Adds Allison, “When we entered the marketplace, we knew it would be a long-term investment. As Congress continues to reshape the ACA, we remain committed to providing coverage for the population we have served for our 28-year history.”
San Francisco-based Blue Shield of California is another insurer that is planning to stay in the marketplace exchanges. Rob Spector, area vice president, Covered California, health insurance exchanges, says the company has submitted its 2018 Qualified Health Plan recertification to Covered California and intends to remain in the individual market.
“Because the financial assistance provided by the ACA is available only through the state’s health insurance marketplace, it’s not possible to fulfill our mission of ensuring Californians’ access to high-quality healthcare at an affordable price if we are not in the individual market and on the exchange,” Spector says. “Covered California continues to strengthen and stabilize the marketplace, with multiple carriers and significant investments in marketing and outreach to attract a healthy mix of consumers.”
Humana made the decision to exit the exchanges earlier this year. “Our reason was based on Humana’s analysis of data associated with the company's healthcare exchange membership following the 2017 open enrollment period, as we saw further signs of an unbalanced risk pool and decided that we could not continue to offer this coverage for 2018,” says Mark Mathis, director, corporate communications, Humana, Louisville, Kentucky.
At press time, Kurt Kossen, divisional senior vice president, Retail Markets,
Health Care Service Corporation, Chicago, Illinois, said that the company is currently developing 2018 products and pricing, however, it has not made any decisions regarding its 2018 product offerings or whether or not it will participate in the exchanges. The company currently operates plans in Illinois, Montana, New Mexico, Oklahoma, and Texas.

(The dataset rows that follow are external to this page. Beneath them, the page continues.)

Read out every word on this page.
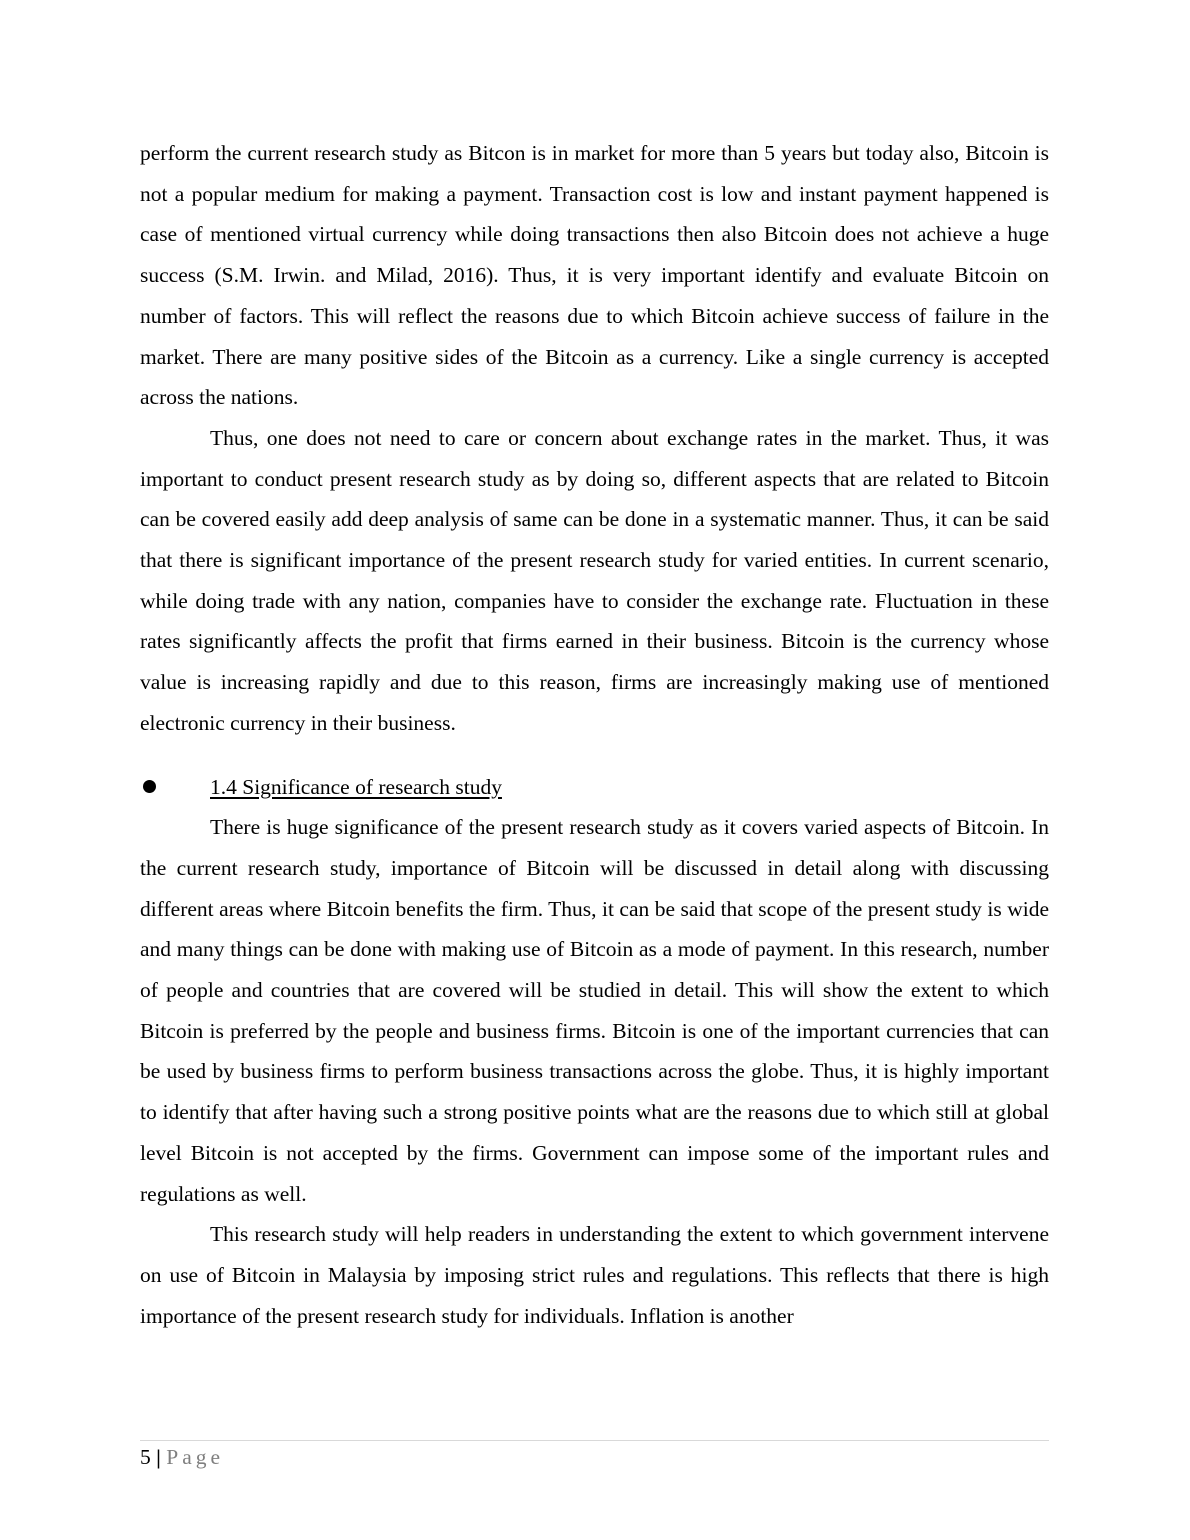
perform the current research study as Bitcon is in market for more than 5 years but today also, Bitcoin is not a popular medium for making a payment. Transaction cost is low and instant payment happened is case of mentioned virtual currency while doing transactions then also Bitcoin does not achieve a huge success (S.M. Irwin. and Milad, 2016). Thus, it is very important identify and evaluate Bitcoin on number of factors. This will reflect the reasons due to which Bitcoin achieve success of failure in the market. There are many positive sides of the Bitcoin as a currency. Like a single currency is accepted across the nations.

Thus, one does not need to care or concern about exchange rates in the market. Thus, it was important to conduct present research study as by doing so, different aspects that are related to Bitcoin can be covered easily add deep analysis of same can be done in a systematic manner. Thus, it can be said that there is significant importance of the present research study for varied entities. In current scenario, while doing trade with any nation, companies have to consider the exchange rate. Fluctuation in these rates significantly affects the profit that firms earned in their business. Bitcoin is the currency whose value is increasing rapidly and due to this reason, firms are increasingly making use of mentioned electronic currency in their business.

1.4 Significance of research study

There is huge significance of the present research study as it covers varied aspects of Bitcoin. In the current research study, importance of Bitcoin will be discussed in detail along with discussing different areas where Bitcoin benefits the firm. Thus, it can be said that scope of the present study is wide and many things can be done with making use of Bitcoin as a mode of payment. In this research, number of people and countries that are covered will be studied in detail. This will show the extent to which Bitcoin is preferred by the people and business firms. Bitcoin is one of the important currencies that can be used by business firms to perform business transactions across the globe. Thus, it is highly important to identify that after having such a strong positive points what are the reasons due to which still at global level Bitcoin is not accepted by the firms. Government can impose some of the important rules and regulations as well.

This research study will help readers in understanding the extent to which government intervene on use of Bitcoin in Malaysia by imposing strict rules and regulations. This reflects that there is high importance of the present research study for individuals. Inflation is another

5 | Page
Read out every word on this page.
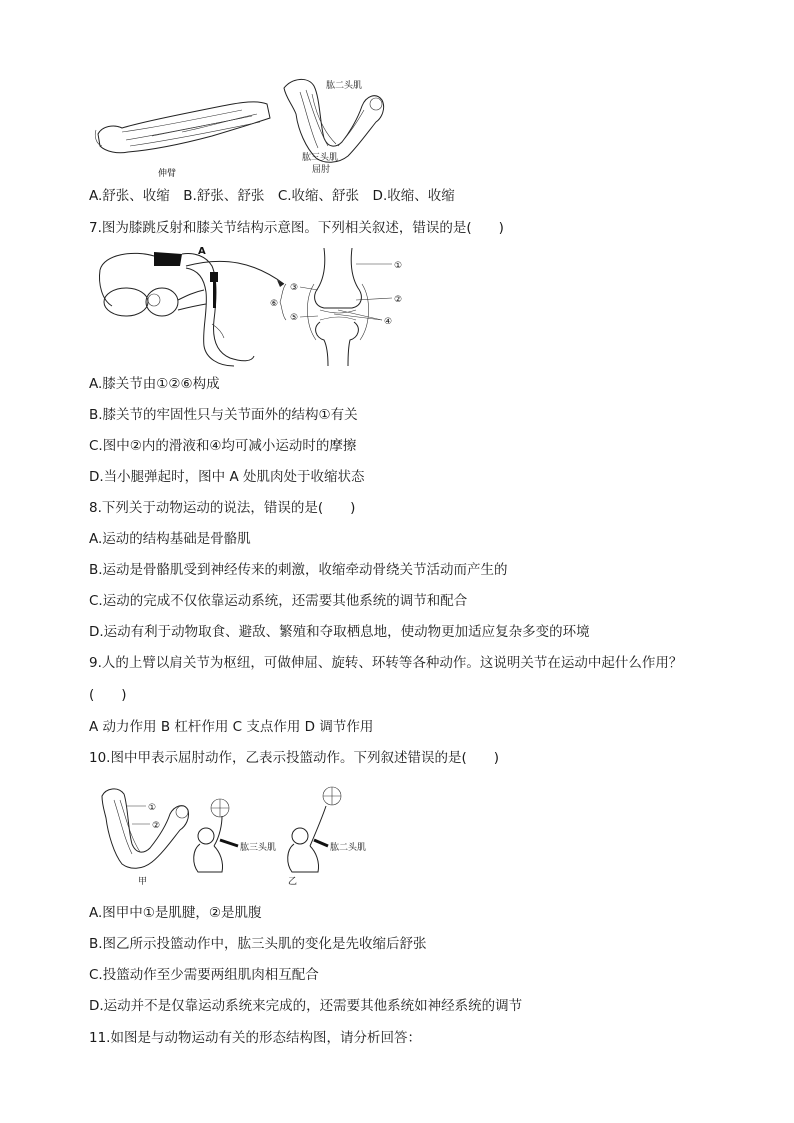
伸臂
肱二头肌
肱三头肌
屈肘
A.舒张、收缩　B.舒张、舒张　C.收缩、舒张　D.收缩、收缩
7.图为膝跳反射和膝关节结构示意图。下列相关叙述，错误的是(　　)
A
①
②
③
④
⑤
⑥
A.膝关节由①②⑥构成
B.膝关节的牢固性只与关节面外的结构①有关
C.图中②内的滑液和④均可减小运动时的摩擦
D.当小腿弹起时，图中 A 处肌肉处于收缩状态
8.下列关于动物运动的说法，错误的是(　　)
A.运动的结构基础是骨骼肌
B.运动是骨骼肌受到神经传来的刺激，收缩牵动骨绕关节活动而产生的
C.运动的完成不仅依靠运动系统，还需要其他系统的调节和配合
D.运动有利于动物取食、避敌、繁殖和夺取栖息地，使动物更加适应复杂多变的环境
9.人的上臂以肩关节为枢纽，可做伸屈、旋转、环转等各种动作。这说明关节在运动中起什么作用？
(　　)
A 动力作用 B 杠杆作用 C 支点作用 D 调节作用
10.图中甲表示屈肘动作，乙表示投篮动作。下列叙述错误的是(　　)
①
②
甲
肱三头肌	肱二头肌
乙
A.图甲中①是肌腱，②是肌腹
B.图乙所示投篮动作中，肱三头肌的变化是先收缩后舒张
C.投篮动作至少需要两组肌肉相互配合
D.运动并不是仅靠运动系统来完成的，还需要其他系统如神经系统的调节
11.如图是与动物运动有关的形态结构图，请分析回答：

“As we look forward, it's imperative that we have market stability and regulatory certainty to allow us to continue to serve our members,” Kossen says. “For this reason, we are actively working with policy makers at the state and federal levels to offer our experience and resources so that needed changes can be achieved to foster competition, choice, and innovation.
Kossen says the insurer’s pricing is largely driven by anticipated costs for healthcare its members will receive next year. “We have to make assumptions about what the market will look like and price accordingly,” he says. “There is currently some uncertainty concerning the 2018 market, and we’re hoping clarity is provided soon.”
Karen Appold is a medical writer in Lehigh Valley, Pennsylvania.